WiFi
Modern WiFi technology achieves genuinely impressive velocities. WiFi 6E delivers theoretical speeds of 9.6 Gbps, enabling entire film libraries to transfer in seconds. The electromagnetic waves themselves travel at the speed of light - approximately 299,792 kilometres per second - making WiFi technically one of the fastest things in existence.

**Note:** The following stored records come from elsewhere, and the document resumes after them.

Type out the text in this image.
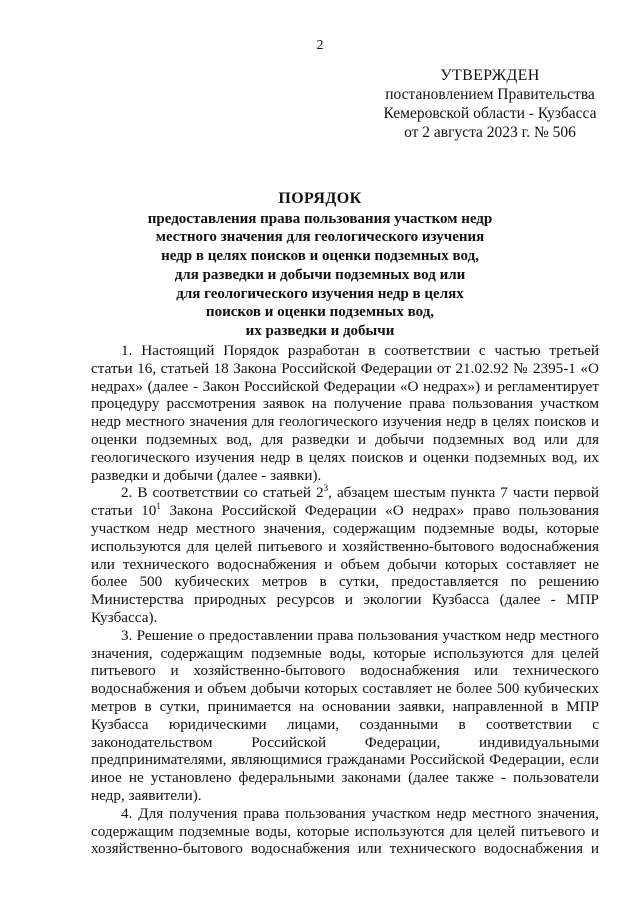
2
УТВЕРЖДЕН
постановлением Правительства
Кемеровской области - Кузбасса
от 2 августа 2023 г. № 506
ПОРЯДОК
предоставления права пользования участком недр
местного значения для геологического изучения
недр в целях поисков и оценки подземных вод,
для разведки и добычи подземных вод или
для геологического изучения недр в целях
поисков и оценки подземных вод,
их разведки и добычи

1. Настоящий Порядок разработан в соответствии с частью третьей статьи 16, статьей 18 Закона Российской Федерации от 21.02.92 № 2395-1 «О недрах» (далее - Закон Российской Федерации «О недрах») и регламентирует процедуру рассмотрения заявок на получение права пользования участком недр местного значения для геологического изучения недр в целях поисков и оценки подземных вод, для разведки и добычи подземных вод или для геологического изучения недр в целях поисков и оценки подземных вод, их разведки и добычи (далее - заявки).

2. В соответствии со статьей $2^3$, абзацем шестым пункта 7 части первой статьи $10^1$ Закона Российской Федерации «О недрах» право пользования участком недр местного значения, содержащим подземные воды, которые используются для целей питьевого и хозяйственно-бытового водоснабжения или технического водоснабжения и объем добычи которых составляет не более 500 кубических метров в сутки, предоставляется по решению Министерства природных ресурсов и экологии Кузбасса (далее - МПР Кузбасса).

3. Решение о предоставлении права пользования участком недр местного значения, содержащим подземные воды, которые используются для целей питьевого и хозяйственно-бытового водоснабжения или технического водоснабжения и объем добычи которых составляет не более 500 кубических метров в сутки, принимается на основании заявки, направленной в МПР Кузбасса юридическими лицами, созданными в соответствии с законодательством Российской Федерации, индивидуальными предпринимателями, являющимися гражданами Российской Федерации, если иное не установлено федеральными законами (далее также - пользователи недр, заявители).

4. Для получения права пользования участком недр местного значения, содержащим подземные воды, которые используются для целей питьевого и хозяйственно-бытового водоснабжения или технического водоснабжения и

Practical speeds, of course, tell a different story. Real-world performance typically achieves 10-20% of theoretical maximums, degraded by distance, interference, and the apparent spite of networking equipment. Still, streaming 4K video whilst video calling whilst downloading updates represents a genuine miracle of modern physics that most users take entirely for granted.
Death
Death's speed varies dramatically based on delivery mechanism. Instantaneous in cases of severe trauma, yet capable of proceeding at glacial pace over decades of gradual cellular deterioration. This flexibility represents not a weakness but rather sophisticated customisation options unavailable to more rigid services.
However, Death cannot transmit information. It moves at precisely the speed of biological or physical processes - which, whilst occasionally rapid, cannot compete with electromagnetic radiation. Death takes roughly 70-80 years on average to complete its work, considerably slower than even the most congested WiFi network. Patience, it seems, is Death's primary operational characteristic.